Pulse oximetry, via wearable devices or hospital equipment, could show decreased levels of SPO2, in blood; this is valuable for early detection of the hypoxemia. Elevated levels of LDH could reflect tissue injury caused by SARS-CoV-2 and concurrent lung fibrosis. Indeed, abnormal LDH is commonly seen in idiopathic lung fibrosis [8][30]. Furthermore, a robust immune response to SARS-CoV-2 infection and subsequent cytokine storm could cause multi-organ damage, which causes a further rise in the LDH level [31]. Another organ which is affected by the cytokine storm is the liver, even though, it is not a primary target for SARS-COV-2. As a result, abnormal levels of liver function biomarkers such as AST could be a manifestation of severe disease and poor outcomes [31]. The inflammatory response promoted by severe SARS-CoV-2 infection could cause endothelial damage, distortion of the coagulation cascade function, and coagulopathy. Therefore, levels of PTT, a coagulation biomarker, during COVID-19 infection can be informative of coagulopathy progression and disease severity [32].
Limitations
The results of this study should be interpreted in light of several limitations. This study was carried out within a retrospective framework. Consequently, supervision was not possible to increase the quality of data documentation when patients were admitted. Furthermore, the analysis interval of this study encompassed the first disease wave. Thus, medical records were documented in haste as high patient loads and limited medical staff forced the medical system to prioritize patient treatment. Researchers were not blind to outcomes. No external validation data was utilized due to limits imposed by the pandemic state of hospitals and preventive regimes. The Massih Daneshvari Hospital had more severe and expired patients since it was a primary care center for COVID-19. Finally, qualitative CRP, a feature reported by several studies to be associated with disease severity, was removed from the analysis due to high missing values due to limited laboratory resources and incomplete medical records caused by the pandemic. However, with the presence of other acute phase reactants and inflammatory markers, such as ESR, platelet number, and LDH, in this model, it is likely that a significant portion of variance explained by CRP was compensated by these features.
Future works
To increase speed and convenience, imaging features were not utilized in this study. Future works can compare the prediction power of imaging features with laboratory and non-invasive features. This study, conducted as a pilot study, was not externally validated. Future studies could include data from other hospitals for external validation.
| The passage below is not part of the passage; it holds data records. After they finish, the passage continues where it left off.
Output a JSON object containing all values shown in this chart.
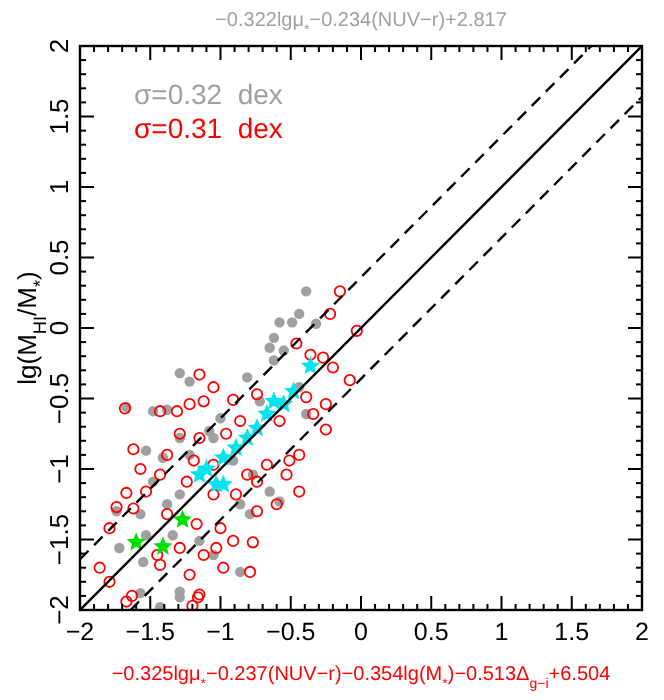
{
  "chart_data": {
    "type": "scatter",
    "title": "−0.322lgμ$_{*}$−0.234(NUV−r)+2.817",
    "xlabel": "−0.325lgμ$_{*}$−0.237(NUV−r)−0.354lg(M$_{*}$)−0.513Δ$_{g−i}$+6.504",
    "ylabel": "lg(M$_{HI}$/M$_{*}$)",
    "annotations": [
      "σ=0.32  dex",
      "σ=0.31  dex"
    ],
    "xlim": [
      -2,
      2
    ],
    "ylim": [
      -2,
      2
    ],
    "xticks": [
      {
        "value": -2,
        "label": "−2"
      },
      {
        "value": -1.9,
        "label": null
      },
      {
        "value": -1.8,
        "label": null
      },
      {
        "value": -1.7,
        "label": null
      },
      {
        "value": -1.6,
        "label": null
      },
      {
        "value": -1.5,
        "label": "−1.5"
      },
      {
        "value": -1.4,
        "label": null
      },
      {
        "value": -1.3,
        "label": null
      },
      {
        "value": -1.2,
        "label": null
      },
      {
        "value": -1.1,
        "label": null
      },
      {
        "value": -1,
        "label": "−1"
      },
      {
        "value": -0.9,
        "label": null
      },
      {
        "value": -0.8,
        "label": null
      },
      {
        "value": -0.7,
        "label": null
      },
      {
        "value": -0.6,
        "label": null
      },
      {
        "value": -0.5,
        "label": "−0.5"
      },
      {
        "value": -0.4,
        "label": null
      },
      {
        "value": -0.3,
        "label": null
      },
      {
        "value": -0.2,
        "label": null
      },
      {
        "value": -0.1,
        "label": null
      },
      0,
      {
        "value": 0.1,
        "label": null
      },
      {
        "value": 0.2,
        "label": null
      },
      {
        "value": 0.3,
        "label": null
      },
      {
        "value": 0.4,
        "label": null
      },
      0.5,
      {
        "value": 0.6,
        "label": null
      },
      {
        "value": 0.7,
        "label": null
      },
      {
        "value": 0.8,
        "label": null
      },
      {
        "value": 0.9,
        "label": null
      },
      1,
      {
        "value": 1.1,
        "label": null
      },
      {
        "value": 1.2,
        "label": null
      },
      {
        "value": 1.3,
        "label": null
      },
      {
        "value": 1.4,
        "label": null
      },
      1.5,
      {
        "value": 1.6,
        "label": null
      },
      {
        "value": 1.7,
        "label": null
      },
      {
        "value": 1.8,
        "label": null
      },
      {
        "value": 1.9,
        "label": null
      },
      2
    ],
    "yticks": [
      {
        "value": -2,
        "label": "−2"
      },
      {
        "value": -1.9,
        "label": null
      },
      {
        "value": -1.8,
        "label": null
      },
      {
        "value": -1.7,
        "label": null
      },
      {
        "value": -1.6,
        "label": null
      },
      {
        "value": -1.5,
        "label": "−1.5"
      },
      {
        "value": -1.4,
        "label": null
      },
      {
        "value": -1.3,
        "label": null
      },
      {
        "value": -1.2,
        "label": null
      },
      {
        "value": -1.1,
        "label": null
      },
      {
        "value": -1,
        "label": "−1"
      },
      {
        "value": -0.9,
        "label": null
      },
      {
        "value": -0.8,
        "label": null
      },
      {
        "value": -0.7,
        "label": null
      },
      {
        "value": -0.6,
        "label": null
      },
      {
        "value": -0.5,
        "label": "−0.5"
      },
      {
        "value": -0.4,
        "label": null
      },
      {
        "value": -0.3,
        "label": null
      },
      {
        "value": -0.2,
        "label": null
      },
      {
        "value": -0.1,
        "label": null
      },
      0,
      {
        "value": 0.1,
        "label": null
      },
      {
        "value": 0.2,
        "label": null
      },
      {
        "value": 0.3,
        "label": null
      },
      {
        "value": 0.4,
        "label": null
      },
      0.5,
      {
        "value": 0.6,
        "label": null
      },
      {
        "value": 0.7,
        "label": null
      },
      {
        "value": 0.8,
        "label": null
      },
      {
        "value": 0.9,
        "label": null
      },
      1,
      {
        "value": 1.1,
        "label": null
      },
      {
        "value": 1.2,
        "label": null
      },
      {
        "value": 1.3,
        "label": null
      },
      {
        "value": 1.4,
        "label": null
      },
      1.5,
      {
        "value": 1.6,
        "label": null
      },
      {
        "value": 1.7,
        "label": null
      },
      {
        "value": 1.8,
        "label": null
      },
      {
        "value": 1.9,
        "label": null
      },
      2
    ],
    "series": [
      {
        "marker": "circle",
        "color": "#a0a0a0",
        "x": [
          -0.39,
          -0.58,
          -0.49,
          -0.44,
          -0.32,
          -0.62,
          -0.65,
          -0.55,
          -0.62,
          -0.81,
          -1.29,
          -1.22,
          -1.67,
          -1.48,
          -1.38,
          -1.0,
          -1.08,
          -1.29,
          -1.53,
          -1.41,
          -1.22,
          -0.91,
          -0.77,
          -0.65,
          -0.58,
          -0.86,
          -1.29,
          -1.48,
          -1.74,
          -1.57,
          -1.38,
          -1.53,
          -1.34,
          -1.15,
          -1.05,
          -0.86,
          -1.29,
          -1.55,
          -1.72,
          -0.39,
          -0.72,
          -0.44,
          -1.05,
          -0.79,
          -1.57,
          -1.43,
          -1.29
        ],
        "values": [
          0.26,
          0.04,
          0.04,
          0.1,
          0.03,
          -0.07,
          -0.14,
          -0.16,
          -0.23,
          -0.35,
          -0.32,
          -0.38,
          -0.56,
          -0.59,
          -0.58,
          -0.64,
          -0.73,
          -0.78,
          -0.87,
          -0.92,
          -0.9,
          -0.94,
          -1.04,
          -1.16,
          -1.23,
          -1.25,
          -1.18,
          -1.09,
          -1.3,
          -1.32,
          -1.25,
          -1.47,
          -1.47,
          -1.51,
          -1.61,
          -1.73,
          -1.87,
          -1.66,
          -1.56,
          -0.61,
          -0.52,
          -0.42,
          -0.78,
          -1.32,
          -1.88,
          -1.98,
          -1.91
        ]
      },
      {
        "marker": "circle",
        "color": "#ff0000",
        "x": [
          -0.15,
          -0.22,
          -0.03,
          -0.46,
          -0.36,
          -0.27,
          -0.2,
          -0.08,
          -1.15,
          -1.05,
          -0.91,
          -1.68,
          -1.43,
          -1.31,
          -1.22,
          -1.12,
          -0.74,
          -0.39,
          -0.25,
          -0.34,
          -0.25,
          -0.58,
          -0.86,
          -0.96,
          -1.15,
          -1.29,
          -1.62,
          -1.38,
          -1.19,
          -1.57,
          -1.05,
          -0.81,
          -0.67,
          -0.51,
          -0.44,
          -0.53,
          -0.44,
          -0.74,
          -0.89,
          -1.05,
          -1.24,
          -1.43,
          -1.67,
          -1.53,
          -1.74,
          -1.62,
          -1.38,
          -1.17,
          -1.0,
          -0.74,
          -0.6,
          -0.91,
          -0.77,
          -1.03,
          -1.12,
          -1.29,
          -1.45,
          -1.79,
          -1.86,
          -1.79,
          -1.43,
          -1.22,
          -0.98,
          -0.79,
          -1.15,
          -1.67,
          -1.63,
          -1.2,
          -1.16
        ],
        "values": [
          0.26,
          0.1,
          -0.02,
          -0.11,
          -0.19,
          -0.21,
          -0.28,
          -0.37,
          -0.33,
          -0.42,
          -0.51,
          -0.57,
          -0.59,
          -0.59,
          -0.54,
          -0.52,
          -0.47,
          -0.49,
          -0.54,
          -0.61,
          -0.72,
          -0.66,
          -0.66,
          -0.75,
          -0.78,
          -0.75,
          -0.86,
          -0.9,
          -0.94,
          -1.0,
          -0.97,
          -1.04,
          -0.97,
          -0.94,
          -0.9,
          -1.04,
          -1.16,
          -1.09,
          -1.18,
          -1.18,
          -1.09,
          -1.04,
          -1.17,
          -1.16,
          -1.27,
          -1.28,
          -1.32,
          -1.39,
          -1.42,
          -1.3,
          -1.25,
          -1.51,
          -1.52,
          -1.56,
          -1.61,
          -1.56,
          -1.61,
          -1.42,
          -1.7,
          -1.8,
          -1.68,
          -1.75,
          -1.7,
          -1.73,
          -1.89,
          -1.94,
          -1.9,
          -1.97,
          -1.91
        ]
      },
      {
        "marker": "star",
        "color": "#00e5ee",
        "x": [
          -0.36,
          -0.48,
          -0.62,
          -0.55,
          -0.67,
          -0.74,
          -0.81,
          -0.89,
          -0.98,
          -1.1,
          -1.15,
          -1.03,
          -0.98
        ],
        "values": [
          -0.27,
          -0.45,
          -0.52,
          -0.54,
          -0.61,
          -0.71,
          -0.78,
          -0.85,
          -0.92,
          -1.0,
          -1.04,
          -1.11,
          -1.11
        ]
      },
      {
        "marker": "star",
        "color": "#00dd00",
        "x": [
          -1.6,
          -1.41,
          -1.27
        ],
        "values": [
          -1.52,
          -1.55,
          -1.36
        ]
      },
      {
        "type": "line",
        "line_style": "solid",
        "color": "#000000",
        "x": [
          -2,
          2
        ],
        "values": [
          -2,
          2
        ]
      },
      {
        "type": "line",
        "line_style": "dashed",
        "color": "#000000",
        "x": [
          -2,
          1.64
        ],
        "values": [
          -1.64,
          2
        ]
      },
      {
        "type": "line",
        "line_style": "dashed",
        "color": "#000000",
        "x": [
          -1.64,
          2
        ],
        "values": [
          -2,
          1.64
        ]
      }
    ]
  }
}
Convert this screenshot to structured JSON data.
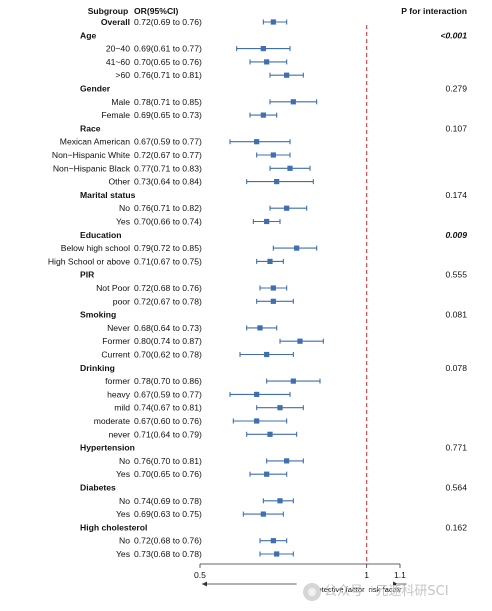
{
  "chart_data": {
    "type": "forest",
    "headers": {
      "subgroup": "Subgroup",
      "or": "OR(95%CI)",
      "p": "P for interaction"
    },
    "rows": [
      {
        "kind": "item",
        "label": "Overall",
        "bold": true,
        "or_text": "0.72(0.69 to 0.76)",
        "or": 0.72,
        "lo": 0.69,
        "hi": 0.76
      },
      {
        "kind": "group",
        "label": "Age",
        "p": "<0.001",
        "p_emph": true
      },
      {
        "kind": "item",
        "label": "20~40",
        "or_text": "0.69(0.61 to 0.77)",
        "or": 0.69,
        "lo": 0.61,
        "hi": 0.77
      },
      {
        "kind": "item",
        "label": "41~60",
        "or_text": "0.70(0.65 to 0.76)",
        "or": 0.7,
        "lo": 0.65,
        "hi": 0.76
      },
      {
        "kind": "item",
        "label": ">60",
        "or_text": "0.76(0.71 to 0.81)",
        "or": 0.76,
        "lo": 0.71,
        "hi": 0.81
      },
      {
        "kind": "group",
        "label": "Gender",
        "p": "0.279"
      },
      {
        "kind": "item",
        "label": "Male",
        "or_text": "0.78(0.71 to 0.85)",
        "or": 0.78,
        "lo": 0.71,
        "hi": 0.85
      },
      {
        "kind": "item",
        "label": "Female",
        "or_text": "0.69(0.65 to 0.73)",
        "or": 0.69,
        "lo": 0.65,
        "hi": 0.73
      },
      {
        "kind": "group",
        "label": "Race",
        "p": "0.107"
      },
      {
        "kind": "item",
        "label": "Mexican American",
        "or_text": "0.67(0.59 to 0.77)",
        "or": 0.67,
        "lo": 0.59,
        "hi": 0.77
      },
      {
        "kind": "item",
        "label": "Non−Hispanic White",
        "or_text": "0.72(0.67 to 0.77)",
        "or": 0.72,
        "lo": 0.67,
        "hi": 0.77
      },
      {
        "kind": "item",
        "label": "Non−Hispanic Black",
        "or_text": "0.77(0.71 to 0.83)",
        "or": 0.77,
        "lo": 0.71,
        "hi": 0.83
      },
      {
        "kind": "item",
        "label": "Other",
        "or_text": "0.73(0.64 to 0.84)",
        "or": 0.73,
        "lo": 0.64,
        "hi": 0.84
      },
      {
        "kind": "group",
        "label": "Marital status",
        "p": "0.174"
      },
      {
        "kind": "item",
        "label": "No",
        "or_text": "0.76(0.71 to 0.82)",
        "or": 0.76,
        "lo": 0.71,
        "hi": 0.82
      },
      {
        "kind": "item",
        "label": "Yes",
        "or_text": "0.70(0.66 to 0.74)",
        "or": 0.7,
        "lo": 0.66,
        "hi": 0.74
      },
      {
        "kind": "group",
        "label": "Education",
        "p": "0.009",
        "p_emph": true
      },
      {
        "kind": "item",
        "label": "Below high school",
        "or_text": "0.79(0.72 to 0.85)",
        "or": 0.79,
        "lo": 0.72,
        "hi": 0.85
      },
      {
        "kind": "item",
        "label": "High School or above",
        "or_text": "0.71(0.67 to 0.75)",
        "or": 0.71,
        "lo": 0.67,
        "hi": 0.75
      },
      {
        "kind": "group",
        "label": "PIR",
        "p": "0.555"
      },
      {
        "kind": "item",
        "label": "Not Poor",
        "or_text": "0.72(0.68 to 0.76)",
        "or": 0.72,
        "lo": 0.68,
        "hi": 0.76
      },
      {
        "kind": "item",
        "label": "poor",
        "or_text": "0.72(0.67 to 0.78)",
        "or": 0.72,
        "lo": 0.67,
        "hi": 0.78
      },
      {
        "kind": "group",
        "label": "Smoking",
        "p": "0.081"
      },
      {
        "kind": "item",
        "label": "Never",
        "or_text": "0.68(0.64 to 0.73)",
        "or": 0.68,
        "lo": 0.64,
        "hi": 0.73
      },
      {
        "kind": "item",
        "label": "Former",
        "or_text": "0.80(0.74 to 0.87)",
        "or": 0.8,
        "lo": 0.74,
        "hi": 0.87
      },
      {
        "kind": "item",
        "label": "Current",
        "or_text": "0.70(0.62 to 0.78)",
        "or": 0.7,
        "lo": 0.62,
        "hi": 0.78
      },
      {
        "kind": "group",
        "label": "Drinking",
        "p": "0.078"
      },
      {
        "kind": "item",
        "label": "former",
        "or_text": "0.78(0.70 to 0.86)",
        "or": 0.78,
        "lo": 0.7,
        "hi": 0.86
      },
      {
        "kind": "item",
        "label": "heavy",
        "or_text": "0.67(0.59 to 0.77)",
        "or": 0.67,
        "lo": 0.59,
        "hi": 0.77
      },
      {
        "kind": "item",
        "label": "mild",
        "or_text": "0.74(0.67 to 0.81)",
        "or": 0.74,
        "lo": 0.67,
        "hi": 0.81
      },
      {
        "kind": "item",
        "label": "moderate",
        "or_text": "0.67(0.60 to 0.76)",
        "or": 0.67,
        "lo": 0.6,
        "hi": 0.76
      },
      {
        "kind": "item",
        "label": "never",
        "or_text": "0.71(0.64 to 0.79)",
        "or": 0.71,
        "lo": 0.64,
        "hi": 0.79
      },
      {
        "kind": "group",
        "label": "Hypertension",
        "p": "0.771"
      },
      {
        "kind": "item",
        "label": "No",
        "or_text": "0.76(0.70 to 0.81)",
        "or": 0.76,
        "lo": 0.7,
        "hi": 0.81
      },
      {
        "kind": "item",
        "label": "Yes",
        "or_text": "0.70(0.65 to 0.76)",
        "or": 0.7,
        "lo": 0.65,
        "hi": 0.76
      },
      {
        "kind": "group",
        "label": "Diabetes",
        "p": "0.564"
      },
      {
        "kind": "item",
        "label": "No",
        "or_text": "0.74(0.69 to 0.78)",
        "or": 0.74,
        "lo": 0.69,
        "hi": 0.78
      },
      {
        "kind": "item",
        "label": "Yes",
        "or_text": "0.69(0.63 to 0.75)",
        "or": 0.69,
        "lo": 0.63,
        "hi": 0.75
      },
      {
        "kind": "group",
        "label": "High cholesterol",
        "p": "0.162"
      },
      {
        "kind": "item",
        "label": "No",
        "or_text": "0.72(0.68 to 0.76)",
        "or": 0.72,
        "lo": 0.68,
        "hi": 0.76
      },
      {
        "kind": "item",
        "label": "Yes",
        "or_text": "0.73(0.68 to 0.78)",
        "or": 0.73,
        "lo": 0.68,
        "hi": 0.78
      }
    ],
    "x_axis": {
      "min": 0.5,
      "max": 1.1,
      "ticks": [
        0.5,
        1,
        1.1
      ],
      "tick_labels": [
        "0.5",
        "1",
        "1.1"
      ],
      "reference": 1
    },
    "annotations": {
      "left": "protective factor",
      "right": "risk factor"
    },
    "colors": {
      "marker": "#3f6fb0",
      "reference_line": "#e0282a",
      "axis": "#333333"
    }
  },
  "watermark": {
    "text": "公众号 · 元速科研SCI"
  }
}
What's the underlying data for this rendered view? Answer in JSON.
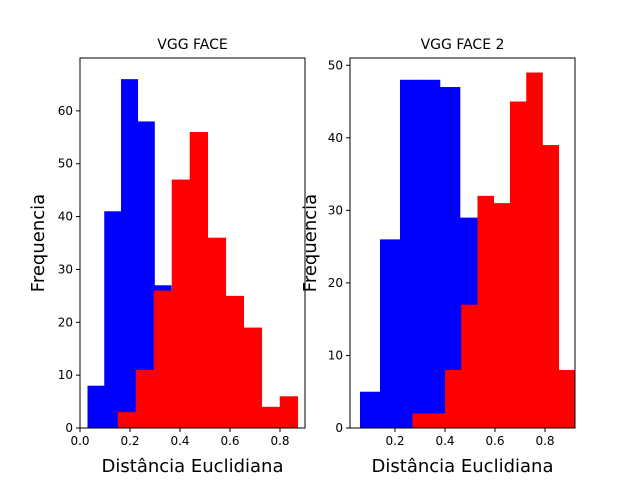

Future projects can expand the practicality of our study by devising prognosis prediction software on various platforms. In this study, binary outcome (i.e., discharged and expired) was used as outcome. Future projects can focus on other outcomes, such as whether a patient was intubated or admitted to ICU as outcomes. To devise specific prognostic models, Future studies can focus on individual groups of comorbidities (e.g., cardiovascular) to develop separate models. Finally, continuous data input from various hospitals could be used to develop and incrementally train an online learning model to predict the prognosis of COVID-19 patients, giving increasingly precise and updated results to be used in clinical and non-clinical settings.